/ 28 April 2019

South Africa 25: The day the state was no longer an enemy of the people

Twenty-five years ago
Twenty-five years ago, South Africa went to the polls in elections that would bring Nelson Mandela to power. (Walter Dhladla/AFP)

Twenty-five years ago,  South Africa went to the polls in elections that would bring Nelson Mandela to power, ending 350 years of racial domination and consign apartheid to the dustbin of history.

But the months and weeks before what is now known as Freedom Day were tense and blood-soaked.

Indeed, 25 years after South Africa’s miraculous first democratic elections, it is easy to forget just how close the county came to civil war.

I was working for the ANC in the Western Cape from 1992 until 1994 and there were times — right up to April 27, election day itself — that, as Mandela said, it “seemed impossible until it was done.”

With weeks to go, violence in KwaZulu-Natal was escalating with the Inkatha Freedom Party (IFP) boycotting the elections. Tensions were mounting in the so-called “homelands” of Ciskei, QwaQwa and Bophuthatswana.

Well-armed conservative Afrikaner militias were mobilising with Freedom Front leader, General Constand Viljoen, admitting in 2001 up to 60 000 armed men had been mobilised. “My own followers started pushing hard: they wanted an end to all talks, they wanted the war to start,” he told a newspaper.

Two days before the elections, a massive car bomb in Johannesburg killed nine people including ANC candidate, Susan Keane, and injuring 92. The next day, 12 people were killed by bombs targeting black people in Germiston and Pretoria.

All attacks bore the hallmarks of white separatist groups.

On March 28, 55 people were killed and hundreds more injured as violence erupted in Johannesburg as IFP supporters protested against the elections. Nineteen people were killed as they marched on the ANC’s headquarters in what became known as the Shell House Massacre.

With the IFP boycotting the elections, more violence would be inevitable, but incredibly, after intense negotiations and with just a week to go, the IFP agreed to contest elections.

A year earlier, Mandela had pulled the country from the brink of civil war after the assassination of Chris Hani.

Ironically, his murder had the opposite effect of that intended, demonstrating that only the ANC could hold the country together.

On March 10, another key moment occurred with the failed attempt by some 4 000 Afrikaner Weerstandsbeweging (AWB) members to prop up the puppet government of Bophutatswana, whose leader was refusing to participate in the election.

Front page photos of the extrajudicial shooting at point blank range of three AWB members had a massive impact, helping to burst the myth of Afrikaner power.
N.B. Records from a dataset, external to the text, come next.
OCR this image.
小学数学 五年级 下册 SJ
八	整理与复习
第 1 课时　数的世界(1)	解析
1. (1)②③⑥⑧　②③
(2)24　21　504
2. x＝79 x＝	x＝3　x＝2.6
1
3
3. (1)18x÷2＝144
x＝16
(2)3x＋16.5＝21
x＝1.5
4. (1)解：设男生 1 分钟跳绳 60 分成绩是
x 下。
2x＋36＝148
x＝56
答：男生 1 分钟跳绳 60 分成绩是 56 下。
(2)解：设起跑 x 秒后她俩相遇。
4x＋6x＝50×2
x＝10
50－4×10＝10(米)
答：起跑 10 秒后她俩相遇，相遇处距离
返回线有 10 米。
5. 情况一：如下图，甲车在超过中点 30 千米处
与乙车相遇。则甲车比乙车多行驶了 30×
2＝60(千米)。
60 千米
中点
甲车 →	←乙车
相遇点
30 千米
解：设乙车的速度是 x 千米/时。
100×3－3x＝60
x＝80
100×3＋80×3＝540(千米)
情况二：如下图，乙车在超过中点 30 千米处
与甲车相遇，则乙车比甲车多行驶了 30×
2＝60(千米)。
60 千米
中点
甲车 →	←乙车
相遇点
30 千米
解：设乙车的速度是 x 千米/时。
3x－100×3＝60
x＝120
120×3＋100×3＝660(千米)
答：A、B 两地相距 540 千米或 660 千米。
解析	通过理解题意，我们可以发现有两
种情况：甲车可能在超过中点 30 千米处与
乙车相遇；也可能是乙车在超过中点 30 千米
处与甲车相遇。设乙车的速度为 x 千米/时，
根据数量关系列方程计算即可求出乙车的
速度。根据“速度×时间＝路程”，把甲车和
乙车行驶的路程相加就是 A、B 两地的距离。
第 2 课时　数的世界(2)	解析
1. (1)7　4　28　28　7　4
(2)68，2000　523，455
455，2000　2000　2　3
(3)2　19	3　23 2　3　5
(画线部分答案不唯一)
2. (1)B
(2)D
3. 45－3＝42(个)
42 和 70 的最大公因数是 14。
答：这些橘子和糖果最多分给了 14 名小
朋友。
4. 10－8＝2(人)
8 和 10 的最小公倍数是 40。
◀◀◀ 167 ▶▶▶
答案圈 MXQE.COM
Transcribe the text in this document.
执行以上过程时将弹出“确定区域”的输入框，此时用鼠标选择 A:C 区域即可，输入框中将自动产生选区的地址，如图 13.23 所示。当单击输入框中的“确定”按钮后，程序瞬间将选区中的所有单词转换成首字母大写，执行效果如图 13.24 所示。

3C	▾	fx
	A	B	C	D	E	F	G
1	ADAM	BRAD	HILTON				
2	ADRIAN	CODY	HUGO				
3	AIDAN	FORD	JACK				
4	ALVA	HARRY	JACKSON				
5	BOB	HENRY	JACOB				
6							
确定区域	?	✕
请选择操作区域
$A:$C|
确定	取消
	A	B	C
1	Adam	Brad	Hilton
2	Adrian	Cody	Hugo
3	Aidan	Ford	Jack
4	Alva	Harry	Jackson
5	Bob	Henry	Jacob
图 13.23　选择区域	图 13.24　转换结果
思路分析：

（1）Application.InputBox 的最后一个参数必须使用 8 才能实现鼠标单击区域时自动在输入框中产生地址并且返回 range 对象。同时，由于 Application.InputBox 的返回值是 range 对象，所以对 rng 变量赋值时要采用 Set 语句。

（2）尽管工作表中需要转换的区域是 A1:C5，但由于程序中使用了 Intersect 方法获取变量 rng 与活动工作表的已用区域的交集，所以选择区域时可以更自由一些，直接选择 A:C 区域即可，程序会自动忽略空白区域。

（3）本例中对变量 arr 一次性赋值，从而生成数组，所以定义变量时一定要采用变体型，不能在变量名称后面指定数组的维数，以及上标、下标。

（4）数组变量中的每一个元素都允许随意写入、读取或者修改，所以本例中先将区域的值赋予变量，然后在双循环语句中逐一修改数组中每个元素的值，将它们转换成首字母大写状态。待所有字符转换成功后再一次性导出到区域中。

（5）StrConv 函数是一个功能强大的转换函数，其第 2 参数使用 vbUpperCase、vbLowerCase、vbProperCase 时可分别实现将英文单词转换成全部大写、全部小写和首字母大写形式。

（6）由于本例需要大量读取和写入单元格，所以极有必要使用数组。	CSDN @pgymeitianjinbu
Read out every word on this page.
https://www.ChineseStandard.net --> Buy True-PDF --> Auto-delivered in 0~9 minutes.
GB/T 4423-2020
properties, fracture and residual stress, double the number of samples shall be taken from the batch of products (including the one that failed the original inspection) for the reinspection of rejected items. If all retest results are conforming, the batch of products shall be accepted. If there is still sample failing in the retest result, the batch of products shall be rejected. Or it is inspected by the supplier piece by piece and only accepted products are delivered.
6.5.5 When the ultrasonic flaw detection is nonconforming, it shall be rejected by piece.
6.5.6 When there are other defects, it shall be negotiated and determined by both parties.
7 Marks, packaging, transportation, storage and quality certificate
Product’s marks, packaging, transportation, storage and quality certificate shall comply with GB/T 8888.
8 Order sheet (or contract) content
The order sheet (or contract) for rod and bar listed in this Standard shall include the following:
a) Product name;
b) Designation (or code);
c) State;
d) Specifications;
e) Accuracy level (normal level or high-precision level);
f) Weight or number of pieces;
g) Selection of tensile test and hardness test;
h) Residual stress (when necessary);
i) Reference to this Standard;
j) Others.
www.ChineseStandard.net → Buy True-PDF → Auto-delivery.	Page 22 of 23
At midnight on election eve, I watched as the new flag was raised above parliament in Cape Town, then slept for a few hours before heading back to the office.

After polls closed, Mandela reportedly told a friend: “I should be jumping for joy but I just feel a stillness. There such a huge responsibility. So much to do.”

While a massive ANC majority was never in doubt, the declaration of the results was nevertheless eye-watering and emotional.

Thousands gathered on Grand Parade on the night of May 1, our jubilation overshadowing any disappointment at the ANC’s emphatic loss to the National Party in Western Cape.

On May 10, I was part of the crowd at Union Buildings as Mandela took the oath of office.

In his inaugural address, Madiba said. “We succeeded to take our last steps to freedom in conditions of relative peace. We commit ourselves to the construction of a complete, just and lasting peace…The time for the healing of the wounds had come.”

Just after Mandela was sworn in came a moment that still gives me goosebumps. Three jets flew low over the crowd followed by four helicopters, each towing the new flag.

Instinctively we flinched. But then it dawned: The military — and the state — were no longer enemies of the people: they now belonged to the people.

I came back home soon after that, but feel deeply privileged to have been in South Africa at this remarkable time and to have worked alongside so many courageous people who sacrificed so much so that their country could be free. As English poet William Wordsworth put it: “Bliss it was in that dawn to be alive. But to be a part of it was very heaven.”